Un projet de loi géorgien visant à limiter les discussions sur l’identité de genre entre enseignants et élèves a échoué de manière inattendue, après l’opposition de groupes conservateurs et LGBTQ. Le Senate Bill 222, présenté par le sénateur Carden Summers, un républicain, cherchait à imposer la participation des parents avant toute discussion sur l’identité de genre dans les écoles publiques et privées ainsi que dans les camps. Bien que Summers ait affirmé que cela était nécessaire pour empêcher les enseignants d’endoctriner leurs élèves au sujet du changement d’identité de genre, et de cacher à leurs parents le changement d’identité de genre d’un élève, le projet de loi s’est heurté à une opposition importante.

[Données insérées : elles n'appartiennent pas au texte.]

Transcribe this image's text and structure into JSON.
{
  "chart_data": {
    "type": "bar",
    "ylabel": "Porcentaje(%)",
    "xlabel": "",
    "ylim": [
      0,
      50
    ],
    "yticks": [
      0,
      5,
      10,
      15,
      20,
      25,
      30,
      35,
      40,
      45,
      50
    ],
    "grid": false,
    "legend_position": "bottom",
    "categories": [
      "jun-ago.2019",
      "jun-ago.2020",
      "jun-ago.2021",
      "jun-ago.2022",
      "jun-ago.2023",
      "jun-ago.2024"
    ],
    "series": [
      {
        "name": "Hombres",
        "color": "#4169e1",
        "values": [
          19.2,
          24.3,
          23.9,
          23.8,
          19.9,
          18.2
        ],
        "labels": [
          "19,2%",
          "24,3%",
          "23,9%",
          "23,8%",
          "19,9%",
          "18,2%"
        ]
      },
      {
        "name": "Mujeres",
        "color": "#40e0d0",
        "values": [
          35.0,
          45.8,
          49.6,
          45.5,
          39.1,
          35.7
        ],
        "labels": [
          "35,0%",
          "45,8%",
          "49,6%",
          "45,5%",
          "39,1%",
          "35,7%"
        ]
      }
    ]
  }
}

Mike Griffin, le lobbyiste des baptistes du sud de Géorgie, a témoigné contre le projet de loi, invoquant des conséquences imprévues pour les droits des parents et les enfants dans les écoles publiques. Le texte du projet de loi, qui cherchait à exempter les écoles et les camps gérés par des institutions religieuses, a également posé problème à de nombreux conservateurs, car il ne pouvait pas définir de manière efficace le concept d’identité de genre dans la loi de l’État. Le projet de loi définissait l’identité de genre comme le « sexe réel ou perçu et l’expression de genre d’une personne ».
Bien que le projet de loi ait obligé les districts scolaires publics locaux à élaborer des politiques garantissant l’implication des parents dans les discussions sur l’identité de genre, et qu’il ait imposé que les écoles publiques et privées ne puissent modifier les dossiers du nom, du sexe ou du genre d’un enfant sans l’autorisation écrite des parents, il a rencontré l’opposition de critiques qui l’ont comparé aux lois de type « Don't Say Gay » adoptées dans d’autres États. Les critiques ont soutenu que l’identité de genre ne devrait pas faire l’objet de règles, de réglementations ou de politiques spéciales, et que de tels efforts pourraient nuire à la santé mentale des élèves LGBTQ, en particulier des élèves transgenres en Géorgie.
Alors que l’échec du projet de loi représente une victoire pour les défenseurs des droits LGBTQ, un autre projet de loi qui pourrait être examiné par l’ensemble du Sénat de Géorgie interdirait la plupart des chirurgies de réassignation sexuelle et des thérapies de remplacement hormonal pour les personnes de moins de 18 ans, tout en autorisant toujours les médecins à prescrire des médicaments pour bloquer la puberté. Les défenseurs continuent de lutter contre ce projet de loi visant les soins d’affirmation de genre.